«Fin da piccoli impariamo una lingua che è la lingua del potere e siamo vittime di tic linguistici dei quali spesso non siamo consapevoli. Quando diciamo ad esempio "un uomo povero ma onesto" senza accorgercene formuliamo un giudizio implicito. È importante invece che la lingua, soprattutto per gli uomini di diritto, si attenga ai fatti e in questo senso la letteratura si configura come un antidoto alla lingua del potere». Gabrio Forti, direttore del Centro studi "Federico Stella" sulla Giustizia penale e la Politica criminale (Cgpc) e preside della facoltà di Giurisprudenza, ha aperto così l'incontro del ciclo seminariale Giustizia e Letteratura, che ha visto protagonista il 2 maggio Leonardo Sciascia, «il primo scrittore che ha fatto della mafia materia narrativa», come ha detto Velania La Mendola, membro del Comitato di redazione della Rivista internazionale di studi sciasciani "Todomodo" e relatrice all'incontro sull'autore di Racalmuto per la parte letteraria.

Attraverso la ricostruzione della tortuosa vicenda editoriale che portò alla pubblicazione del romanzo più celebre di Sciascia Il giorno della civetta, quello in cui don Mariano Arena assurge a simbolo della mentalità mafiosa e per il quale lo scrittore è stato al centro di polemiche anche in anni recenti, Velania La Mendola ha fatto emergere l'affinità tra questo e un altro grande nome della nostra storia letteraria, Italo Calvino: per entrambi infatti le cose che la letteratura può insegnare «sono poche, ma insostituibili: il modo di guardare il prossimo e se stessi, di porre in relazione fatti personali e generali, di attribuire valore a piccole cose o a grandi, di considerare i propri limiti e vizi e gli altrui, di trovare le proporzioni della vita, e il posto dell'amore in essa».

Ed è proprio il Giorno della Civetta il libro che Roberto Scarpinato, oggi Procuratore generale presso la Corte d'Appello di Palermo e ospite dell'incontro dalla parte del diritto, aveva in mano quando, a vent'anni, aveva ancora l'illusione che le cose potessero cambiare e per questo trovava - come ha raccontato - che Sciascia avesse «una visione pessimistica dell'Italia, nei suoi romanzi dipinta come un Paese irredimibile». «Ma a 35 anni - ha continuato - mi sono trasferito a Palermo, a lavorare in prima linea contro la mafia e lì ho capito che Sciascia aveva ragione: mi trovai catapultato in uno dei suoi romanzi». Di qui la riscoperta dell'autore siciliano e l'amaro riconoscimento che «la sua diagnosi si riconfermava di piena attualità», perché i dialoghi nelle pagine di letteratura diventavano così «tanto osceni quanto reali».

Come Sciascia, Scarpinato ha capito, in questi duri anni di lavoro che lo hanno visto anche al fianco di Falcone e Borsellino, che in Italia è centrale il rapporto tra potere e giustizia: siamo in «un Paese senza verità» e stragismo, omicidi politici e depistaggi ne sono la dimostrazione lampante.

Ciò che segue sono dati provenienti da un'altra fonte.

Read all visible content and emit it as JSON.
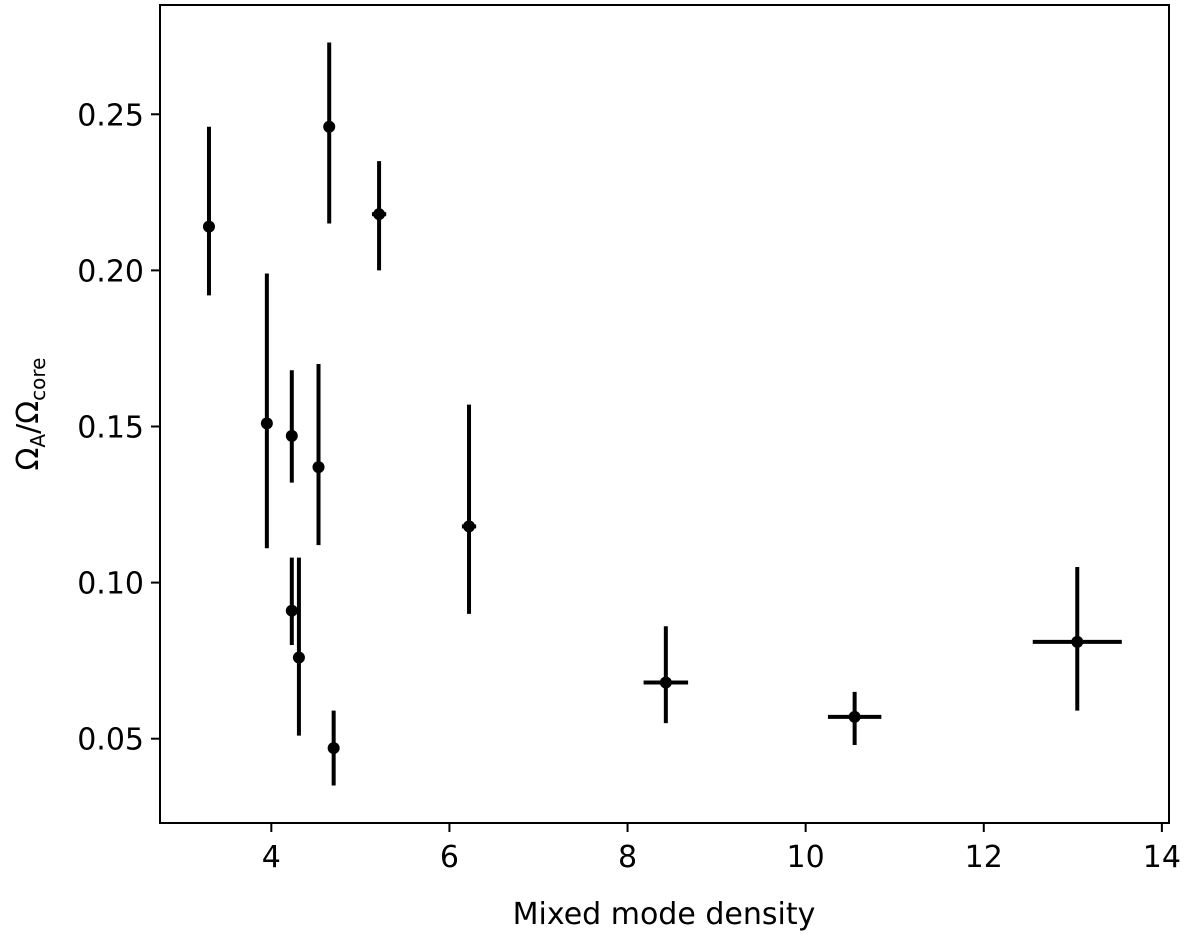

Come nei romanzi di Sciascia, la verità cui perviene il singolo non diventa mai collettiva, istituzionalizzata e mentre vengono condannati gli esecutori materiali, i mandanti restano intoccabili. Scarpinato cita anche i Promessi Sposi: «Non una storia di un amore difficile che arriva a un lieto fine, ma un libro disperato, dove i bravi sono criminali al soldo di un potente, per redimere il quale Manzoni ha dovuto per forza chiamare in causa la Provvidenza». Chi si trova a lavorare contro la mafia in questo Paese, dunque, non perde solo, nel migliore dei casi, la tranquillità e la sicurezza personale, ma soprattutto, ed è quel che pesa di più, «la fiducia nelle persone, l'innocenza dell'infanzia e della giovinezza».

Resta tuttavia ancora una speranza secondo il Procuratore: «Sono state le minoranze a salvare questo Paese. Falcone e Borsellino all'inizio erano quattro gatti contro tutti». Con la stessa speranza lo scrittore racalmutese aveva intitolato il suo romanzo sulla mafia citando l'Enrico VI di Shakespeare e si era in parte immedesimato nel capitano Bellodi: «Mi ci romperò la testa», fa dire al suo personaggio lo scrittore, che dichiara «vorrei tirarmene fuori, mastico quotidiana disperazione: ma quando mi si offre la possibilità di evadere, finisce che trovo a me stesso una scusa per restare». Così, proseguendo idealmente il discorso di Sciascia, Scarpinato avverte: «Bisogna che ci aggrappiamo alla nostra estrema salvezza, che è la Costituzione: questo sarà sempre il punto da cui ripartire e per riguadagnarci il futuro, che non è tempo che sopraggiunge, ma qualcosa che si costruisce».